Ramiro Alonso y Miguel Martínez, en dos imágenes de archivo
El secretario general de la Cámara de Comercio de Cartagena, Ramiro Alonso, ha pedido “amparo” a la consejería de Empresa ante lo que considera “injustificados y desafortunados ataques en prensa de Miguel Martínez a su persona”.
El último episodio de este enfrentamiento entre presidente y secretario general se produjo durante la elección de Martínez para un tercer mandado al frente de la institución cameral. En el acta de la sesión, el secretario reflejó una ‘Reserva de legalidad’ considerando que el presidente no podía ser reelegido por incumplir la Ley regional de Cámaras de 2015, que fija un máximo de dos mandatos. La consulta sobre si Martínez podía presentarse, puesto que solo había sido elegido una vez tras entrar en vigor la Ley, concluyó con un informe del Consejo Jurídico Regional en el que se afirmaba que “debe computarse el mandato como presidente de la Cámara que, iniciado con anterioridad a la entrada en vigor de la Ley, se prolonga y consume durante la vigencia de la misma”. De esta formaba cerraba la puerta a la elección.
Dado que estos informes no son vinculantes, Miguel Martínez se presentó y Ramiro Alonso dejó constancia de que se produciría la votación sin la certeza de que fuera a ser válida. Como se preveía, Martínez ganó con 24 votos a favor y uno en blanco. La reserva de legalidad se refleja en el acta de la sesión y deberá ser ahora la consejería de Economía la que, oídas las partes, se pronuncie sobre la validez de la candidatura y la polémica podría acabar en los tribunales de lo contencioso-administrativo.
En una entrevista publicada este lunes en el periódico La Verdad, Miguel Martínez reconocía que le había dejado un “mal sabor de boca la alegación presentada por el secretario de esta institución, pero también por el desgaste de los últimos meses, sobre todo por el dictamen del Consejo Jurídico de la Región de Murcia, que decía que no me podía volver a presentar”.

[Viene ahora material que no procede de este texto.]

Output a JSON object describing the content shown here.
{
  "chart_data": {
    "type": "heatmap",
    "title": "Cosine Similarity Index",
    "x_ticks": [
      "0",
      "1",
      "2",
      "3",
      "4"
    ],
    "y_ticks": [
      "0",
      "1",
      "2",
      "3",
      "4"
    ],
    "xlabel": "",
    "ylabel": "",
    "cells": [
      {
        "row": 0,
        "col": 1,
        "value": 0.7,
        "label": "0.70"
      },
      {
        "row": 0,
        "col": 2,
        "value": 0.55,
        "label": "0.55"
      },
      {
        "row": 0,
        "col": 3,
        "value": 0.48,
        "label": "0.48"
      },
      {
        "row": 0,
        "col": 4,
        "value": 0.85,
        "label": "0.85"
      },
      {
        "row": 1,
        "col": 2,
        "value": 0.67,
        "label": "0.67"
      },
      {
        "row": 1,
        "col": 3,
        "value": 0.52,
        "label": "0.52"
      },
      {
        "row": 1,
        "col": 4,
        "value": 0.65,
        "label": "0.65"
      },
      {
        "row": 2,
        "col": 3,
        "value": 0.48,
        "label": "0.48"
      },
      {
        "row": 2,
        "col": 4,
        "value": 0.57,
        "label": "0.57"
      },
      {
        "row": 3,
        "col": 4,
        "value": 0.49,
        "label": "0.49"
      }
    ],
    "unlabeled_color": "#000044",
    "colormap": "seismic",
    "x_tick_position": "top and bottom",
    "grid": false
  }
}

Y añadía que el secretario general no se había limitado a hacer reservas de ley, si no que se había inmiscuido “con la intención de influir en la voluntad de los empresarios. Creo que presentó la alegación, porque detrás tiene a alguien o tiene miedo a algo”. A la pregunta de “¿A quién tiene detrás?”, Martínez responde: “No lo sé. Él solo puede hacer advertencias, no impugnar ni recurrir decisiones”, y añade que no cree que los interés ‘ocultos’ sean políticos, si no, empresariales, “y no iban solo contra mí, sino contra la institución en su conjunto, porque querían cargársela. Es una lucha de poder. Parece que somos incómodos”.
Estas valoraciones públicas de Miguel Martínez son las que han provocado que Ramiro Alonso haya pedido el amparo del Gobierno regional, “en su condición de administración tutelante”. Al tiempo que pide a la consejería de Empresa que intervenga “y cautele la situación generada, poniendo fin a esta campaña de descrédito y desprestigio, cuyo principal objetivo es socavar la reputación y la imagen de este secretario, silenciarlo, y tratar de propiciar por esta vía su posterior despido”.
Asimismo se defiende y señala que en el pleno del 30 de agosto, “mantuvo, con integridad y objetividad, su reserva de legalidad a la candidatura y elección de Miguel Martínez como presidente cameral, por entender que afrontaba ya su tercer mandato, contraviniendo así lo dispuesto en la normativa cameral”.